Silent Hill Serisi’nin diğer korku/gerilim türündeki oyunlar arasında benim için özel olmasının sebebi insan psikolojisini derinlemesine işlerken aynı zamanda karakterlerin yaşadığı psikolojik durumu somutlaştırarak oyuncuya aktarma biçimidir. Öyle sahneler vardır ki Silent Hill oyunlarında, korku/gerilim türündeki bir oyunda bile yer yer gözlerimin yaşarmasına ve hatta ağlamama sebep olmuştur.
Videolara geçmeden uyarayım, konuşmaları anlamak için mâkul düzeyde İngilizce bilmeniz gerekli.

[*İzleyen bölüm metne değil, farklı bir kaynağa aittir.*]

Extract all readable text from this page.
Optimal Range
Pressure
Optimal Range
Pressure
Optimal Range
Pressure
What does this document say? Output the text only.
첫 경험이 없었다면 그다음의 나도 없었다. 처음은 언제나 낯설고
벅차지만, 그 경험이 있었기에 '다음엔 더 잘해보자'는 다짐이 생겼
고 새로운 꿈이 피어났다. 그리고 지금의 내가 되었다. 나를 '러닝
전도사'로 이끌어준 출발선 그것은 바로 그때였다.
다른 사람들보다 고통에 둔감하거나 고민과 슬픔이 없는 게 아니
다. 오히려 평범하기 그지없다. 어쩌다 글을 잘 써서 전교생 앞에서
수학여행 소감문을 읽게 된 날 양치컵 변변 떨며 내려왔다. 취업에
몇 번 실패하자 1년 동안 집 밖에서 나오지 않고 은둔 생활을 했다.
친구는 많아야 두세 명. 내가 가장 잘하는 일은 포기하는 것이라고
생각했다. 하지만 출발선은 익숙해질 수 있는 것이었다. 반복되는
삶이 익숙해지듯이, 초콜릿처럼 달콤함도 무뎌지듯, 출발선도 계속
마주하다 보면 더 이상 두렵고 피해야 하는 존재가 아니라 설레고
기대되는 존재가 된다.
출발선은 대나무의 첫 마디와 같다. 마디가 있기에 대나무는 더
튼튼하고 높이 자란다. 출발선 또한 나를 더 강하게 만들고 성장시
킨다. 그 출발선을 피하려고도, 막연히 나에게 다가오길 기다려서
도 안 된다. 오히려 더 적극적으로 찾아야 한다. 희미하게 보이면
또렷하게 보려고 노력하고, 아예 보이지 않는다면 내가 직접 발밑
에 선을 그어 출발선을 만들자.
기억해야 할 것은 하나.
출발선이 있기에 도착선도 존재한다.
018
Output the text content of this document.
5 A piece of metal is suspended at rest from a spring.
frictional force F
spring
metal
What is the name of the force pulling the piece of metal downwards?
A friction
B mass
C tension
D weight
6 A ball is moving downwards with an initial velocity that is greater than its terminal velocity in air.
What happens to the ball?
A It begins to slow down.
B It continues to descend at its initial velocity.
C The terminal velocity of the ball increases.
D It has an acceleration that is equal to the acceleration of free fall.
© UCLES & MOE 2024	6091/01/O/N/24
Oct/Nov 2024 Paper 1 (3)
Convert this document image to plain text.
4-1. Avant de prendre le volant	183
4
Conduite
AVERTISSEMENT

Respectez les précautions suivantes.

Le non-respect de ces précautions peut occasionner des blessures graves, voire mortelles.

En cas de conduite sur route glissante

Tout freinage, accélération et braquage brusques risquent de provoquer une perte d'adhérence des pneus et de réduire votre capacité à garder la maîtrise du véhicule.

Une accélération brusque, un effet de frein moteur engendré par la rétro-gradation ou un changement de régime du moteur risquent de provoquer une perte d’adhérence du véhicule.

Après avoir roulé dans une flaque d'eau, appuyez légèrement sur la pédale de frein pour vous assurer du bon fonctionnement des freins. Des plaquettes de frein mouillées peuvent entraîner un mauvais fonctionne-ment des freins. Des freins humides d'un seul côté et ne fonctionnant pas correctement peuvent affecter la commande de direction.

Birinci sahnemiz serinin ilk oyunundan, Silent Hill Kasabası’ndaki hastanede çalışan Hemşire Lisa kasabada yapılan gizli ayinde yakılan küçük bir çocuğa bakmakla görevlendirilir. Ancak çocuğun durumu o kadar kötüdür ki sadece nefes alabilmektedir. Çocuğun ölmemesi gerektiğinden bozulmaya başlayan psikolojisine rağmen ilaçlarla yatıştırılarak Lisa’nın çocuğun tedavisini yapması şart koşulur. Tabii ki bu çaresizliğin sonrasında gelen ölümü oyunun ilerleyen dakikalarında fark eder ve serinin en duygusal sahnelerinden birini izleriz:
İkinci sahnemiz serinin ikinci oyunu Silent Hill 2’den. Çocukluğundan beri babasının istismarına maruz kalan ve sonrasında annesini de kaybetmesiyle iyice dağılan Angela’nın içindeki kederin sebep olduğu çaresizlikle ve umutsuzlukla yanmakta olan merdivenleri çıktığı o sahne Angela’nın yaşadığı kederin somutlaştırılmış hâliydi adeta:
Üçüncü ve son sahnemiz de Silent Hill: Shattered Memories’den. Çocuk yaşta babasını kaybeden Cheryl’ın oyun boyunca gördüğü psikoterapide babasının ölümünü kabullenme sürecine şahitlik ediyor ve yer yer psikoloji testlerine tabi tutuluyoruz. Oyunun çeşitli sonları olsa da bu final sahnesinde Cheryl’ın babasının ölümünü kabullenişi ve sonrasında hissettikleri çok sade ama içten bir şekilde somutlaştırılmış.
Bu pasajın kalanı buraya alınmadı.